There were eight of us, a guy and his girlfriend, three other women, a 12-year-old kid and his dad, and me. We got gloves, goggles, long tongs (think Larry pulling Moe's teeth), a hammer and a solid half-hour of safety training. Niemer then demonstrated the several steps to make the hook, flattening, tapering, curving. We learned how to judge the heat of the iron — you don't go by time, like baking brownies, but by color. You want orange, almost yellow. We learned about hammers and anvils. "ANVILS ARE USED FOR SOMETHING OTHER THAN DROPPING ON THE ROAD RUNNER'S HEAD," he bellowed.

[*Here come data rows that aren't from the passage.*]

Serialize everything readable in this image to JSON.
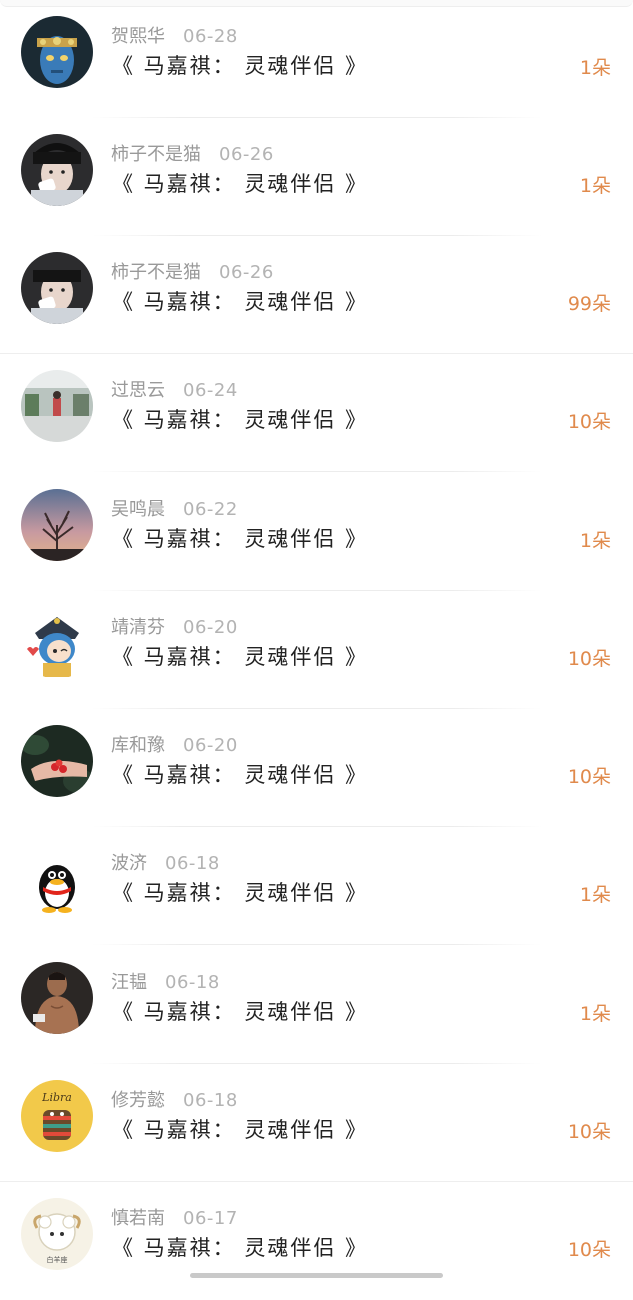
{
  "records": [
    {
      "user": "贺熙华",
      "date": "06-28",
      "title": "《 马嘉祺： 灵魂伴侣 》",
      "count": "1朵",
      "avatar": "avatar-blue-alien"
    },
    {
      "user": "柿子不是猫",
      "date": "06-26",
      "title": "《 马嘉祺： 灵魂伴侣 》",
      "count": "1朵",
      "avatar": "avatar-boy-tissue"
    },
    {
      "user": "柿子不是猫",
      "date": "06-26",
      "title": "《 马嘉祺： 灵魂伴侣 》",
      "count": "99朵",
      "avatar": "avatar-boy-tissue"
    },
    {
      "user": "过思云",
      "date": "06-24",
      "title": "《 马嘉祺： 灵魂伴侣 》",
      "count": "10朵",
      "avatar": "avatar-street-scene"
    },
    {
      "user": "吴鸣晨",
      "date": "06-22",
      "title": "《 马嘉祺： 灵魂伴侣 》",
      "count": "1朵",
      "avatar": "avatar-sunset-tree"
    },
    {
      "user": "靖清芬",
      "date": "06-20",
      "title": "《 马嘉祺： 灵魂伴侣 》",
      "count": "10朵",
      "avatar": "avatar-anime-girl"
    },
    {
      "user": "库和豫",
      "date": "06-20",
      "title": "《 马嘉祺： 灵魂伴侣 》",
      "count": "10朵",
      "avatar": "avatar-hands-strawberries"
    },
    {
      "user": "波济",
      "date": "06-18",
      "title": "《 马嘉祺： 灵魂伴侣 》",
      "count": "1朵",
      "avatar": "avatar-qq-penguin"
    },
    {
      "user": "汪韫",
      "date": "06-18",
      "title": "《 马嘉祺： 灵魂伴侣 》",
      "count": "1朵",
      "avatar": "avatar-muscle-man"
    },
    {
      "user": "修芳懿",
      "date": "06-18",
      "title": "《 马嘉祺： 灵魂伴侣 》",
      "count": "10朵",
      "avatar": "avatar-libra"
    },
    {
      "user": "慎若南",
      "date": "06-17",
      "title": "《 马嘉祺： 灵魂伴侣 》",
      "count": "10朵",
      "avatar": "avatar-cartoon-sheep"
    }
  ],
  "avatar_art": {
    "libra_text": "Libra",
    "sheep_caption": "白羊座"
  },
  "colors": {
    "count": "#e08a4c",
    "username": "#999999",
    "date": "#b3b3b3",
    "title": "#222222"
  }
}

Of course what took him about two minutes to create took the rest of us nearly two hours. My first effort to pound the flat end was not pretty. What was supposed to be a sharp edge resembled the duck bill of a duck-billed platypus, stepped on and run over by a truck. Striking while the iron is hot is no mere cliche. You have to work fast, or it cools off and gets stubborn. Gradually, I got a rhythm going, then finally quenched my piece in water with a satisfying "tssss," becoming one of only three who completed the project. The others were still on the tapering part when the class ended, and I silently judged them.
It was a blast, but I'm not sure I have enough aggression to keep doing it. Plus, I'm afraid I'd get one really huge arm, like Homer Simpson when he worked only one side with a dumbbell and then won a bunch of arm-wrestling tournaments.
But hey, I have a stylish hook, a great sense of accomplishment and something to show the UPS man. Maybe I'll try welding next.